Valerie Scoon worked as an executive at Oprah Winfrey's Harpo Films, and then as a studio executive at Warner Bros. But it wasn't until she began teaching film at Florida State College that she considered directing projects of her own. "I saw students making films up close and personal," she reflects. "At Warner Bros., I saw massive productions coming together, but while teaching at a film school, I would see very small films getting made with maybe six people on the crew."
"When I started becoming interested in documentary filmmaking, people would tell me that to start developing a story, you just have to pay attention to what's going on around you, and what you’d like to tell a story about," Scoon continues. "And documentaries have a way of propelling you into the position of a filmmaker, whether you want to be in it or not. Because if you are the person who's shaping it, you should be the person producing or directing it. So here I am."
Scoon made her directorial debut with 2020's Daring Women Doctors, and followed it a year later with Invisible History: Middle Florida's Hidden Roots, about the history of slavery in the Sunshine State. Her new documentary is Sound of the Police, which she co-directed with Oscar nominee Stanley Nelson, an in-depth look at the fraught relationship between Black citizens and law enforcement from slavery to the present day.

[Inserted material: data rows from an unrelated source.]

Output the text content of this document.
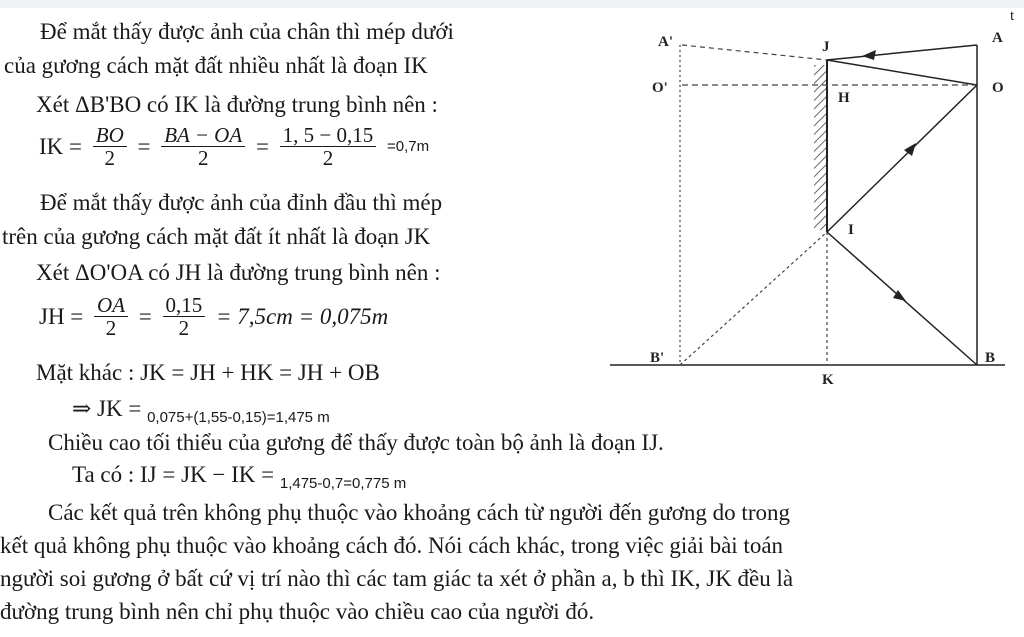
Để mắt thấy được ảnh của chân thì mép dưới
của gương cách mặt đất nhiều nhất là đoạn IK
Xét ΔB'BO có IK là đường trung bình nên :
IK = $\frac{BO}{2} = \frac{BA - OA}{2} = \frac{1, 5 - 0,15}{2} =0,7m$
Để mắt thấy được ảnh của đỉnh đầu thì mép
trên của gương cách mặt đất ít nhất là đoạn JK
Xét ΔO'OA có JH là đường trung bình nên :
JH = $\frac{OA}{2} = \frac{0,15}{2} = 7,5cm = 0,075m$
Mặt khác : JK = JH + HK = JH + OB
⇒ JK = $_{0,075+(1,55-0,15)=1,475 m}$
Chiều cao tối thiểu của gương để thấy được toàn bộ ảnh là đoạn IJ.
Ta có : IJ = JK − IK = $_{1,475-0,7=0,775 m}$
Các kết quả trên không phụ thuộc vào khoảng cách từ người đến gương do trong
kết quả không phụ thuộc vào khoảng cách đó. Nói cách khác, trong việc giải bài toán
người soi gương ở bất cứ vị trí nào thì các tam giác ta xét ở phần a, b thì IK, JK đều là
đường trung bình nên chỉ phụ thuộc vào chiều cao của người đó.
A'	A
J
O'	O
H
I
B'	B
K
t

"I was hesitant to become involved in a documentary on such a huge and difficult subject, but finally, Stanley said, 'Don't you have a son?' And I was like, 'Oh, yes, I do,'" Scoon shares. "I went home to talk about it with my husband who suggested that by working on this film, I could contribute to the conversation about policing, rather than yelling at the TV and getting frustrated when something happens. I joined this project in the hopes that it will help move the conversation forward."
Below, Scoon shares with A.frame five films that made an indelible impact on her.
Directed by: Elia Kazan | Written by: Budd Schulberg
One of the earliest films I saw that stays with me is On the Waterfront. I saw it first as a kid, and then many times as I was growing up when it would play on television. I was drawn to this story about a deeply flawed person, a person who has this terrible problem — he's helped to kill the brother of the person he loves — because everybody is flawed, and everybody must find their way through those flaws. Of course, as I got older, the more I understood that the film is all about blacklisting, and I better understood how great the performance is that Marlon Brando gives.
Directed by: Marvin J. Chomsky, John Erman, David Greene and Gilbert Moses
When Roots first aired on television, my family — and I think every other Black family in America — gathered in front of the television. Watching that series is my earliest memory of seeing Black people and their history depicted on TV. The series humanized the enslaved people, giving them loved ones and backstories. It was about their lives and showed history from the enslaved person's point of view instead of from the plantation owner's point of view. It helped me to see that historical stories can have broad appeal, that it's essential to show the humanity of all people, and that it is possible to make popular films about stories that have been overlooked.
Created by: Henry Hampton
I watched Eyes on the Prize for the first time on my own, not as a requirement by any sort of school. I was amazed by its ability to depict the Civil Rights Movement in all of its complexity, because so many times it would be short-handed. It was important to see the movement through the individual actors, and how much courage it took for them: Black and white people, women and men, all these everyday people, taking courage into their own hands. It demonstrated to me that a film could be entertaining and engaging by showing a process, even if you already know the end result of the story. Eyes on the Prize speaks to the crossover between documentaries and narrative programming: What makes these stories work is the emotional journey and the history of the characters.
Directed by: Spike Lee | Written by: Arnold Perl & Spike Lee
When I worked as an executive at Warner Brothers and was working on developing Spike Lee's Malcolm X, I found it helpful to keep looking at the documentary on which it was loosely based, as well as Malcolm X's autobiography. Obviously, the narrative film was a dramatization of his life, but we did need to stick to the facts, and it was helpful to have so many clear touchpoints from the source material.
Directed by: Steven Spielberg | Written by: Menno Meyjes
I read The Color Purple when I was in high school — I went to an all-girls private school — and I found it in the library. I asked the librarian if I could borrow it, but because it had just arrived and hadn't been processed yet, I had to wait for the librarian to review it and give permission for students to read it, which she eventually did. Sometimes when you read a great book, you think, 'Oh, a movie will never live up to this.' But this film exists on its own plane and is still very powerful to me. When I watch it, I still forget that I'm seeing Oprah, or Danny Glover, because the story is so powerful that you get caught up in the world of it.